Televisore gioia e dolore
Zapping
Frammenti semiseri di cronaca televisiva
di Luigi Capano
Due gli avvenimenti rilevanti di questi giorni: le elezioni regionali ed il festival di Sanremo.
Le prime hanno registrato un’ulteriore batosta ai danni della Sinistra ed in particolare del PD, ormai in caduta libera, che ha perso la presidenza anche nel Lazio (oltre che, di nuovo, in Lombardia) ma che ancora persevera, diabolicamente, ad esibire un segretario di Partito come Enrico Letta, uno dei leader politici più inadeguati di sempre. Lo ricordiamo nelle ultime elezioni nazionali giaculare lo slogan elettorale: “Se non votate per me la democrazia è in pericolo”; e dopo il tracollo finale, intervistato da Fabio Fazio a “Che tempo che fa”, affermare con tempi comici straordinari: “abbiamo avuto dagli Italiani il mandato di stare all’opposizione”. E, tenacemente, ancora oggi non si lesinano le boutade: “Siamo il primo partito d’opposizione” è il commento lettiano, riferito da un TG della Rai. Tra gli intrattenitori televisivi ci sembra che soltanto Maurizio Crozza abbia colto appieno le ineffabili potenzialità comiche di Enrico Letta e le abbia sfruttate da par suo nello spettacolo settimanale sulla Nove, “Fratelli di Crozza”.
E veniamo al più coinvolgente (a detta dei numeri) Festival di Sanremo. Una macchina straordinariamente complessa, congegnata e condotta da eccellenti professionisti dello spettacolo, ha filantropicamente regalato ai telespettatori una settimana luccicante e gaudiosa, proiettandoli in un mondo di sogno, appena scalfito dalle cacofonie della maggior parte dei giovani cantanti in gara (ma in tempi di fluidità e di non binarismo, anche l’ugola può reclamare il diritto di identificarsi con un naso costipato, se crede). E neanche ha pesato più di tanto quella trasgressività da gabbia delle scimmie esibita da qualche illustre ospite (che anche la cosiddetta trasgressione sia ben irreggimentata lo sa bene l’incauto Enrico Montesano recentemente espulso dal notissimo spettacolo serale di Milly Carlucci); né i soporiferi predicozzi un tantino sentimentali delle fascinose ospiti di turno; oppure il discorso guerrafondaio, vagamente sopra le righe del Presidente ucraino Zelensky, letto con partecipata compunzione dall’ottimo Amadeus. Non poteva mancare, e non è mancato, il versatile pimento à la page del razzismo ecumenicamente ammannito, malcelando una discreta forma mentis induttiva e inquisitoria che gli arcinoti Hitler e Lenin avrebbero di certo saputo apprezzare.

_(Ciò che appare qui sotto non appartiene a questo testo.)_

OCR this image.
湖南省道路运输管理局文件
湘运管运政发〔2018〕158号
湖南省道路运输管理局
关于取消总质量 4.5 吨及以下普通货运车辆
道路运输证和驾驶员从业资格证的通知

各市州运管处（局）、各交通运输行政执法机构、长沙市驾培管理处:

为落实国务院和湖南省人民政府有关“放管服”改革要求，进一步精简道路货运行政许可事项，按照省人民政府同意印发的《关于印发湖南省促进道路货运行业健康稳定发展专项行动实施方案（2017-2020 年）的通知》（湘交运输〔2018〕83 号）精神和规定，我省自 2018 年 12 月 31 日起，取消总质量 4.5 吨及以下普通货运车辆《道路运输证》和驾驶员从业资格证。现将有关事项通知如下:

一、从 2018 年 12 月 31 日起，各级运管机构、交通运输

Come non ricordare, infine, il momento topico in cui Roberto Benigni ha esaltato la nostra Costituzione sotto gli occhi a dir poco compiaciuti del Presidente della Repubblica, definendola, con appena un pizzico di campanilismo e di intraprendenza mitopoietica, la più bella del mondo. Insomma possiamo dire che anche questa volta il Festival di Sanremo non ci ha deluso e che, come ogni anno, puntualmente, ha assolto egregiamente il proprio ufficio, effondendo nelle nostre menti e nei nostri cuori il soffio palingenetico di una meravigliosa, caleidoscopica illusione.